Another popular misconception surrounding these types of encounters is the idea that the god’s coming was prophesied, and that the ship’s coming is mistaken for fulfilling that prophecy. Dening points out that no such prophecy is needed, and that indeed the sacred path of approach into the bay taken by the ship need not be considered sacred beforehand; rather, the event can be recognized as special, as sacred, in the moment, and mythologized as it occurs, lending new meanings and new sacredness to certain places (such as this path into the bay). The event and associated objects, actions, and places can also be mythologized afterwards, in the process of retelling it.

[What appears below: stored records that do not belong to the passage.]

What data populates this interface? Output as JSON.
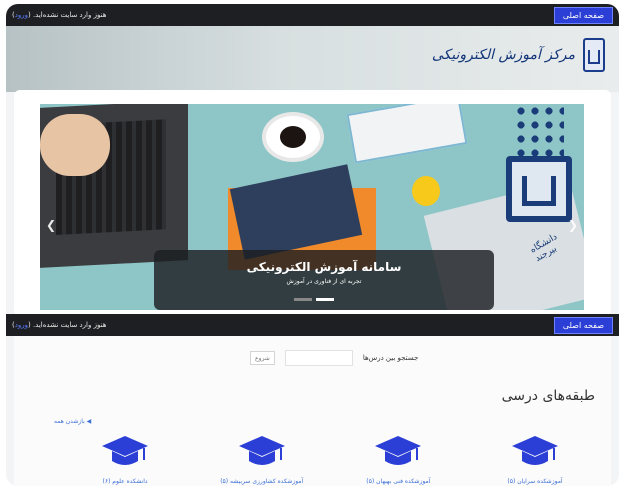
{
  "topbar": {
    "home_label": "صفحه اصلی",
    "login_text": "هنوز وارد سایت نشده‌اید. (",
    "login_link": "ورود",
    "login_close": ")"
  },
  "header": {
    "brand_name": "مرکز آموزش الکترونیکی"
  },
  "slider": {
    "title": "سامانه آموزش الکترونیکی",
    "subtitle": "تجربه ای از فناوری در آموزش",
    "university_caption": "دانشگاه بیرجند",
    "slide_count": 2,
    "active_slide": 2
  },
  "search": {
    "label": "جستجو بین درس‌ها",
    "placeholder": "",
    "button": "شروع"
  },
  "categories": {
    "title": "طبقه‌های درسی",
    "collapse_label": "بازشدن همه",
    "items": [
      {
        "label": "آموزشکده سرایان (۵)"
      },
      {
        "label": "آموزشکده فنی بهبهان (۵)"
      },
      {
        "label": "آموزشکده کشاورزی سربیشه (۵)"
      },
      {
        "label": "دانشکده علوم (۶)"
      }
    ]
  },
  "colors": {
    "topbar_bg": "#1e1f22",
    "home_button": "#2b3fd6",
    "link": "#3b6fd6",
    "brand_navy": "#1a3c78"
  }
}
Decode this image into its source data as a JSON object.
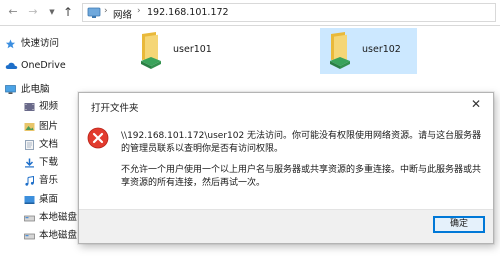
{
  "address_bar": {
    "crumbs": [
      "网络",
      "192.168.101.172"
    ]
  },
  "sidebar": {
    "items": [
      {
        "label": "快速访问",
        "icon": "star-icon"
      },
      {
        "label": "OneDrive",
        "icon": "cloud-icon"
      },
      {
        "label": "此电脑",
        "icon": "computer-icon"
      },
      {
        "label": "视频",
        "icon": "video-folder-icon"
      },
      {
        "label": "图片",
        "icon": "pictures-folder-icon"
      },
      {
        "label": "文档",
        "icon": "documents-folder-icon"
      },
      {
        "label": "下载",
        "icon": "downloads-folder-icon"
      },
      {
        "label": "音乐",
        "icon": "music-folder-icon"
      },
      {
        "label": "桌面",
        "icon": "desktop-folder-icon"
      },
      {
        "label": "本地磁盘",
        "icon": "drive-icon"
      },
      {
        "label": "本地磁盘",
        "icon": "drive-icon"
      }
    ]
  },
  "content": {
    "shares": [
      {
        "label": "user101",
        "selected": false
      },
      {
        "label": "user102",
        "selected": true
      }
    ]
  },
  "dialog": {
    "title": "打开文件夹",
    "message1": "\\\\192.168.101.172\\user102 无法访问。你可能没有权限使用网络资源。请与这台服务器的管理员联系以查明你是否有访问权限。",
    "message2": "不允许一个用户使用一个以上用户名与服务器或共享资源的多重连接。中断与此服务器或共享资源的所有连接，然后再试一次。",
    "ok_label": "确定"
  },
  "colors": {
    "accent": "#0078d7",
    "selection": "#cce8ff",
    "error": "#e81123"
  }
}
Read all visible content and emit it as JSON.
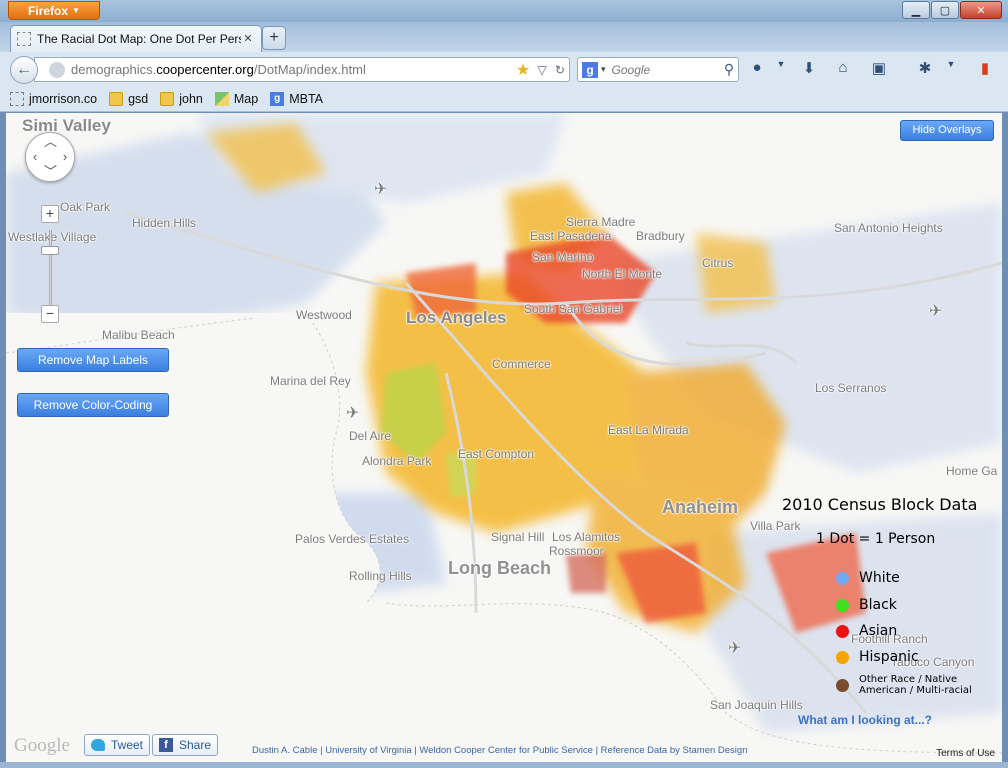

To sum up, all three of these articles point to the considerable ways in which our understandings of Pacific history, and the historiography upon we rely for those understandings, are deeply flawed, corrupted by Western biases. And all three suggest some ways forward, to begin to ameliorate the damage, reverse the discourse, and rectify the errors, by incorporating the Native point of view, or by at least attempting to account for and adjust for the fundamentally inherent biases of both the Western primary and secondary sources. Through these essays we learn much about the New Zealand Wars, Maori women, and the first British-Tahitian contacts, as well as the very significant issues in how these topics are understood, and how these types of topics, more broadly speaking – military history, women’s history, and first contacts & mythical understandings – might be approached.